Un soutien public renforcé et ciblé
Conscient de l’opportunité que représente cette année agricole exceptionnelle, l’État a lancé plusieurs initiatives de soutien aux agriculteurs et aux éleveurs. Des programmes de financement sont en cours de déploiement pour aider à la collecte, au transport et au stockage des fourrages. Des aides publiques visent également à soutenir les petits éleveurs dans la reconstitution de leurs troupeaux, en lien avec les objectifs de relance de la production nationale de lait et de viande.

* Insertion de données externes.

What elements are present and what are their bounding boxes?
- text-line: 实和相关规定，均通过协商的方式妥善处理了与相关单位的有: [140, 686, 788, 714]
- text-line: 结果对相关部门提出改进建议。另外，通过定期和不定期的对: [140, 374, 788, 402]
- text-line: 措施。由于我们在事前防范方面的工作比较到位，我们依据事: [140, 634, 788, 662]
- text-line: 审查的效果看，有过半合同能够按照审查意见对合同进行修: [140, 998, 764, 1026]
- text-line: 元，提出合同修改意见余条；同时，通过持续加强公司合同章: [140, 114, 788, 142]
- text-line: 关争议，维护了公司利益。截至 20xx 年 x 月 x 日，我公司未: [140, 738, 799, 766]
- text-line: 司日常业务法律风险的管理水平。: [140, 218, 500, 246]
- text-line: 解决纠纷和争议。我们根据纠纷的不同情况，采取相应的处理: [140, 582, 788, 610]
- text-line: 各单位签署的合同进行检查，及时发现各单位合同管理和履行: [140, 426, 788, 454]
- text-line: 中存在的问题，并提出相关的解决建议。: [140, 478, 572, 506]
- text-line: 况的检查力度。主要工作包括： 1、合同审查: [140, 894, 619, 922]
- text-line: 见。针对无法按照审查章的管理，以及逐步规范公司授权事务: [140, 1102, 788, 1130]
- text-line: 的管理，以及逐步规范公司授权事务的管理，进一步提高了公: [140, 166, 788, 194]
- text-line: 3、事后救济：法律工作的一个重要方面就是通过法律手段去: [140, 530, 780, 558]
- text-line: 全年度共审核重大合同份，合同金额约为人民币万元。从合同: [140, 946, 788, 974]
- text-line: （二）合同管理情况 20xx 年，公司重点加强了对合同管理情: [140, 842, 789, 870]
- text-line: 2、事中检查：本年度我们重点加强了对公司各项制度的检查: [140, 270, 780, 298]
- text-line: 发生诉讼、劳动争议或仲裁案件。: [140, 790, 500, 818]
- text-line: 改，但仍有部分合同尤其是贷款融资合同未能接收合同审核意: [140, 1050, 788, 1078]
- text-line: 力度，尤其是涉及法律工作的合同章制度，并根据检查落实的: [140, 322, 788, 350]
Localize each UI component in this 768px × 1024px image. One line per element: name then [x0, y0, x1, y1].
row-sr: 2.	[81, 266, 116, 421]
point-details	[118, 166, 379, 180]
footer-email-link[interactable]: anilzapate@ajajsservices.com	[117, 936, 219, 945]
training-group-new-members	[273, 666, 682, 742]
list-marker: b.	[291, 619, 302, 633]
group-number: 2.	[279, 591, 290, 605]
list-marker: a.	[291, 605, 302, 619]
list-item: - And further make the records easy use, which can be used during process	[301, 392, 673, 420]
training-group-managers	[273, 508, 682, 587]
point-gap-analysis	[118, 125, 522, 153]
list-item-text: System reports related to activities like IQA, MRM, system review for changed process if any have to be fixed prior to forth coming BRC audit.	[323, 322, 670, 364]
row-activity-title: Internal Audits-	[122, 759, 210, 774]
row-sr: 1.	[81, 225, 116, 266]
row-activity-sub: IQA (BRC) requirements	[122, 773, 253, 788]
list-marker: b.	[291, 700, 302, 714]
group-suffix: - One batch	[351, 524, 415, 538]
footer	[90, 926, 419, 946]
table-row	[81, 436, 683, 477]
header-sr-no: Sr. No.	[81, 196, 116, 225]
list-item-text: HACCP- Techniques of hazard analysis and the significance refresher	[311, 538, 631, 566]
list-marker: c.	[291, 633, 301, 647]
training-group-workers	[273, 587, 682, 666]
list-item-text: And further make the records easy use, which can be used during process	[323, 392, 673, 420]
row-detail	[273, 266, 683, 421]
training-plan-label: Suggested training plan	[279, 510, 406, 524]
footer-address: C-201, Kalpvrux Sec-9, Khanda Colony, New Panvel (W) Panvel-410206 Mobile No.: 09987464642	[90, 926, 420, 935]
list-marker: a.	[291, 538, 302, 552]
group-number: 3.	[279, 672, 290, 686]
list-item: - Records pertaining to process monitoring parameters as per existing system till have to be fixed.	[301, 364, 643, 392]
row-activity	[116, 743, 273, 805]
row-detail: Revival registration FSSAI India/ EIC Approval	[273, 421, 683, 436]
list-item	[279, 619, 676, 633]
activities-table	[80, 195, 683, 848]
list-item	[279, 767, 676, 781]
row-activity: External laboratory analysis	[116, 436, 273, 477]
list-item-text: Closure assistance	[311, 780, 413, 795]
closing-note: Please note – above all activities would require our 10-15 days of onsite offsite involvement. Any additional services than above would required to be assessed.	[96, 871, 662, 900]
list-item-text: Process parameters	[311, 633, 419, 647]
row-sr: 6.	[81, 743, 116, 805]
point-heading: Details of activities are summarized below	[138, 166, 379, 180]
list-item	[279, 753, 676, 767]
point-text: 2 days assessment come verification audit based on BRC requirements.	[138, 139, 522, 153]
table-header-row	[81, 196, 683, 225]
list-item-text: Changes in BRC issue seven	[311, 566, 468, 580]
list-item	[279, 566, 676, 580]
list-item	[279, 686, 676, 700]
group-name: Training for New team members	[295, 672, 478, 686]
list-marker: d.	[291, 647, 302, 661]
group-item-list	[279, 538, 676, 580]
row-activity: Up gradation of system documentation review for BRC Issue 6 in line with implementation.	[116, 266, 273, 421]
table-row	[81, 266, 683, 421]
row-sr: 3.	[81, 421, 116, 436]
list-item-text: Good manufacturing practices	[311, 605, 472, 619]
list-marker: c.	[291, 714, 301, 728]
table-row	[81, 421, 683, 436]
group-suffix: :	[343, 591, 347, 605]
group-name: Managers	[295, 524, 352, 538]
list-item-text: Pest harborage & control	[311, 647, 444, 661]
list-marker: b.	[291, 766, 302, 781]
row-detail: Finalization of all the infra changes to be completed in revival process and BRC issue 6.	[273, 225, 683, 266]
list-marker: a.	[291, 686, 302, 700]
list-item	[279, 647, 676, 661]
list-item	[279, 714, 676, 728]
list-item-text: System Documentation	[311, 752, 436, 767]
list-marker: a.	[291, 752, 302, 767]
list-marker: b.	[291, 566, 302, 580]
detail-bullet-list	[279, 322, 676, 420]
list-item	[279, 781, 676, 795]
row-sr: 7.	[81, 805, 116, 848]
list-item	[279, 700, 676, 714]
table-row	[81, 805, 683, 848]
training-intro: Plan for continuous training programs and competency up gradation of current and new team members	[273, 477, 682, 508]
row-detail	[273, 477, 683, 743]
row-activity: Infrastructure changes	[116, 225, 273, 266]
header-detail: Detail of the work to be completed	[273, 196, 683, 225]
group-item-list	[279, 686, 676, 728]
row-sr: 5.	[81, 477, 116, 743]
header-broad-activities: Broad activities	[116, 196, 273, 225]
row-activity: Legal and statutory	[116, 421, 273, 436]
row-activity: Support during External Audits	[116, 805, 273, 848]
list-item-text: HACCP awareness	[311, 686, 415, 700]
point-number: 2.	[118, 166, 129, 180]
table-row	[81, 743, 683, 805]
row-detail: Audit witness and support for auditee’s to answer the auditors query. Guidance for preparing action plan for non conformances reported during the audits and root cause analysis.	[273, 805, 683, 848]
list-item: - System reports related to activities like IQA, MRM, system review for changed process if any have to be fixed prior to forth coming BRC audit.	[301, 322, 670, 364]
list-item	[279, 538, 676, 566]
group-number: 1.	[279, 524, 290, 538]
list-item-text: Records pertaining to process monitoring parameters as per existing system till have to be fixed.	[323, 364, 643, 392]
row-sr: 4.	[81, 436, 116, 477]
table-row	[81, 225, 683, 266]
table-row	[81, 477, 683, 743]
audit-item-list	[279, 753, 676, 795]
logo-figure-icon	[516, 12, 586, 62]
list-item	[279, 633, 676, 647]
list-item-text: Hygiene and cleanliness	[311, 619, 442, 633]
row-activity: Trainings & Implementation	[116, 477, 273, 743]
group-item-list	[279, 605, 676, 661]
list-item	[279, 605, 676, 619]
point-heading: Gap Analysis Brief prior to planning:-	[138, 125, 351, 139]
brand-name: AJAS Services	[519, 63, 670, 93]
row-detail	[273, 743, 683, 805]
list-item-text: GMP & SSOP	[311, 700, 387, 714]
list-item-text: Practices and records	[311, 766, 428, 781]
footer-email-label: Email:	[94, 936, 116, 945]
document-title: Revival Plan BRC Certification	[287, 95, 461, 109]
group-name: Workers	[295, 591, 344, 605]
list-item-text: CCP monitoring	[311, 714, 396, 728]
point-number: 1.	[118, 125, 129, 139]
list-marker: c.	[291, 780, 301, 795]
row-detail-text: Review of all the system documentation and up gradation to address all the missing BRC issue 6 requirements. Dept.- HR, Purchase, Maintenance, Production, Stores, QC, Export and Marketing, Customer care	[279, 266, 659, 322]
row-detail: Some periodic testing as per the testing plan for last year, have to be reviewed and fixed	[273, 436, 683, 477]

Par ailleurs, des efforts sont attendus pour structurer davantage les circuits de distribution, améliorer la coordination entre les régions et renforcer le rôle des coopératives agricoles qui peuvent jouer un rôle pivot dans la gestion collective des ressources.
La saison 2025 restera sans doute comme une année charnière pour l’agriculture. Elle rappelle avec force combien la gestion des ressources naturelles, la résilience face aux aléas climatiques et l’organisation des filières sont des éléments interdépendants, qu’il convient d’intégrer dans une vision stratégique de long terme.
L’abondance actuelle, bien que salutaire, ne constitue qu’une étape. Le véritable défi consistera à transformer cette opportunité en un socle durable pour une agriculture plus autonome, plus résiliente et plus équitable. Car c’est dans la capacité à anticiper, organiser et valoriser que se joue l’avenir de la filière de l’élevage et, au-delà, celui de la sécurité alimentaire de la Tunisie.